Principal Investigator: Dr Françoise Fougerousse
Department: Institut de Recherches Internationales Servier, Suresnes, France
Dr Celine Lefebvre, Institut de Recherches Servier (IDRS), Croissy sur Seine, France
Tags: 53401, Association, featured, genetics/genotyping, GWAS, Heart failure, Mendelian randomisation, variant
Heart failure with preserved ejection fraction (HFpEF) represents around half of all heart failure patients. The prevalence of this disease is rising at a rate of around 1% by year. The pharmacotherapy did not improve the prognostic in HFpEF as all large randomised trials have yielded neutral results. High cost of randomised controlled trials and feasibility problems may pose further challenges in their implementation. Therefore, we need alternative approaches for testing causal relationships in research that can provide reliable evidence for causal associations.
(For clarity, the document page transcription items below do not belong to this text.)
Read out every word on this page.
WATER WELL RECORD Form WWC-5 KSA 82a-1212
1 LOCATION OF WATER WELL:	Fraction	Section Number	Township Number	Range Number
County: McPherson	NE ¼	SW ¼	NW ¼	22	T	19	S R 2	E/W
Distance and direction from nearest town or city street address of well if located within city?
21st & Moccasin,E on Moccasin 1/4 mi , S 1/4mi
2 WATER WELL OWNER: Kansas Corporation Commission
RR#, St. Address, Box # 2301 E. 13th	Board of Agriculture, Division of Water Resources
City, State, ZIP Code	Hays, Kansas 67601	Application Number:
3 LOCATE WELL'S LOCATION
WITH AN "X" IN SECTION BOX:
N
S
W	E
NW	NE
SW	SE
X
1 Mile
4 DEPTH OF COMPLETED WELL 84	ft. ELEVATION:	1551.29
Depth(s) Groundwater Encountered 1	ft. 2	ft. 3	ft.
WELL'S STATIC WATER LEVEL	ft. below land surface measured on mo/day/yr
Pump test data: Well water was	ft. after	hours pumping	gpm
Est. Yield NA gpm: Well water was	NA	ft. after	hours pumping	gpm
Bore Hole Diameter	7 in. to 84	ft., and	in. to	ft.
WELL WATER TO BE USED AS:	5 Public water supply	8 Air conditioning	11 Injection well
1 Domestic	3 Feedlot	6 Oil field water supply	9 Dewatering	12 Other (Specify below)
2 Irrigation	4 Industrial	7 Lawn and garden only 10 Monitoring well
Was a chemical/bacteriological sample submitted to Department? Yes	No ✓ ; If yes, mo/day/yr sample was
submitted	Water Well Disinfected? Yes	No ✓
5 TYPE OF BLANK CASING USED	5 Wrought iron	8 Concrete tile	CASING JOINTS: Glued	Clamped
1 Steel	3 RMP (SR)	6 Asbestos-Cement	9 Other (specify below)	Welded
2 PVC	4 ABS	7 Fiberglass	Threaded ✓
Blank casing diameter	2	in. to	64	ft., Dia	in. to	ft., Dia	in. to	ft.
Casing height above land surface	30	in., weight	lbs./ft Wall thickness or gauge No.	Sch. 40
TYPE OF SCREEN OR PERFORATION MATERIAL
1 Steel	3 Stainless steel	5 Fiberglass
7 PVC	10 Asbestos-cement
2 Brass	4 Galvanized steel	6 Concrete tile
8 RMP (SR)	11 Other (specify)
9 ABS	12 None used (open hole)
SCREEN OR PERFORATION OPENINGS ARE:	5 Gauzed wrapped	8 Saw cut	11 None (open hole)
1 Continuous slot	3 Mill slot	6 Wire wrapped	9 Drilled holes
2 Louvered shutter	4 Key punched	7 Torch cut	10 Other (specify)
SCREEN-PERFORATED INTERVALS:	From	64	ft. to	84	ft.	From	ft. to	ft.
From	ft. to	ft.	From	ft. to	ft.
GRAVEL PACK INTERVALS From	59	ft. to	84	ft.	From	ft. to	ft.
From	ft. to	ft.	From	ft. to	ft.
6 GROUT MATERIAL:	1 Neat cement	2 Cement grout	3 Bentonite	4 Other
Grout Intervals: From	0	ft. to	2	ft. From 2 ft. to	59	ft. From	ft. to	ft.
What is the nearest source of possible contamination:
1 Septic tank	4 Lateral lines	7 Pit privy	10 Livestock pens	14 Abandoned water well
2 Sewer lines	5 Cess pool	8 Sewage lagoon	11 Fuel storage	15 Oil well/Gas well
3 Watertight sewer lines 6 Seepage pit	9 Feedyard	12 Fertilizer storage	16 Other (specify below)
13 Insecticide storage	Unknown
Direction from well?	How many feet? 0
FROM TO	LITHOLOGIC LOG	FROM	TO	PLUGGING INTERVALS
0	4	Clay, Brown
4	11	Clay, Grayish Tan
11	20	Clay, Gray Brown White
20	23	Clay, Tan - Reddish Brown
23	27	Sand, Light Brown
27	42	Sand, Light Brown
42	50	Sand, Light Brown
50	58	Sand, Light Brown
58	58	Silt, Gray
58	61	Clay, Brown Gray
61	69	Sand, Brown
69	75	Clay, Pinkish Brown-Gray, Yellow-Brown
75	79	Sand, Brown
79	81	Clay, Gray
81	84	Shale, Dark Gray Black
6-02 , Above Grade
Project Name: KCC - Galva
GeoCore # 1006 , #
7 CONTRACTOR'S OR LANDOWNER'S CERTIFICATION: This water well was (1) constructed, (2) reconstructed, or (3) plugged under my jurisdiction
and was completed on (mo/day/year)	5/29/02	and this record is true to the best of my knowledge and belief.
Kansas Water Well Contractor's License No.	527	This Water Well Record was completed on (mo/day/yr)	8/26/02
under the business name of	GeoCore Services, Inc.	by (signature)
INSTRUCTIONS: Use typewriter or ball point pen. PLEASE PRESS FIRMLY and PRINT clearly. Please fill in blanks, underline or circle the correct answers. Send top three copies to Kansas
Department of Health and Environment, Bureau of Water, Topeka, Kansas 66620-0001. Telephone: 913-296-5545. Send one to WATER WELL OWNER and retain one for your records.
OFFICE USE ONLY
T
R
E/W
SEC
Genetics can be a very useful tool in the discovery and validation of therapeutic targets. Genome-wide association studies (GWAS) identify loci associated to a phenotype or trait under study. The major limitations of GWAS are that the identified sequence variants do not need to be causally related to the phenotype in question and provide no information about the associated pathophysiological mechanism, which therefore has to be identified through specific functional studies. With Mendelian randomisation (MR), genetic variants can be used as tools to determine whether the association between a biomarker and a disease is causal, which is a prerequisite for the biomarker’s candidacy as a therapeutic target. MR can be used to predict the results of planned clinical trials before they are complete, and so de-risk the exorbitantly expensive drug development process. The methodology for MR approach is well established and is currently implemented in the development of heart failure drugs. This innovative tool will be used to identify factors influencing disease progression and represent a huge opportunity to develop new treatments.